Canone’s blue hair started to glow. 


Her cheeks turned red as she struggled to hold her breath, the storm inside her stomach howling at her throat. 


I can’t do it. I can’t do it. She wrapped her fingers into fists squeezing as hard as she could. Anything to push the pain away. 


She could feel every beat in slow-motion, it was as if she looked away, focused on anything else, her heart would burst straight out of her chest. Her stomach was lurching and tumbling as the storm grew, it took every ounce of her strength to not give in to the storm. 

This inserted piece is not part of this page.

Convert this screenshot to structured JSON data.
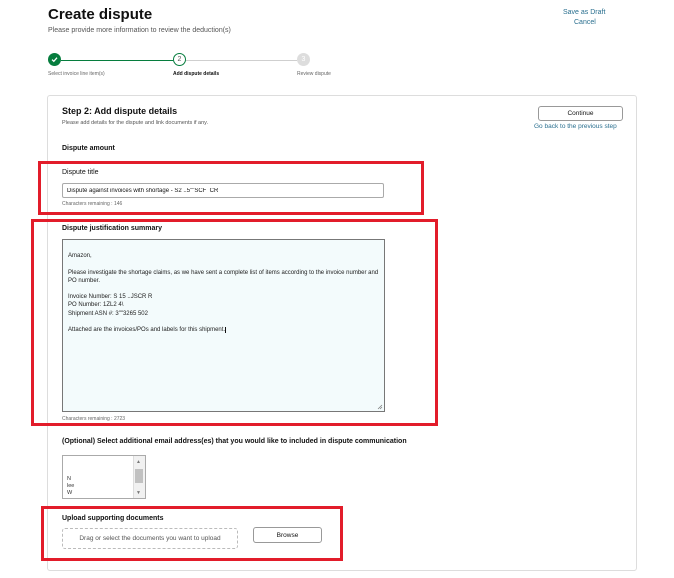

Canone let out the storm in a bellowing scream. The whole forest shook in her wake. Leaves fell like rain all around her as the vibrations traveled further and further. Canone stood tall, stretching out her back. She was proud of herself. The glow in her hair disappeared. 

“They’re sure to hear that all the way in Thashen” she smirked. A shadow cast over her short  figure. Canone looked up to see a large pink bird standing over her.  

“Raina! Finally.” She gave the flamingo a scoff. 

The bird nuzzled her cheek then wrapped his long neck around her legs and flung Canone atop his back. She stroked Raina’s feathers and clicked at him with her tongue.  

“Left,” she whispered. 

Raina took off. She continued to guide him through the forest with an occasional whisper which was always followed by him taking a sharp turn and Canone gripping to his feathers for leverage. She tried to explain to him he didn’t have to do that, though it seemed he particularly liked to see her struggle. Canone could see a small clearing past Raina’s head. Thashen. Raina ran right through it. The small clearing opened into a massive lake, almost ten times the size of the shallows. The water was barely visible through the mangrove trees.

This work was written in connection to the Other Words series of meetings with international authors organized by the Department of English to discuss their relationship to English and American Literature.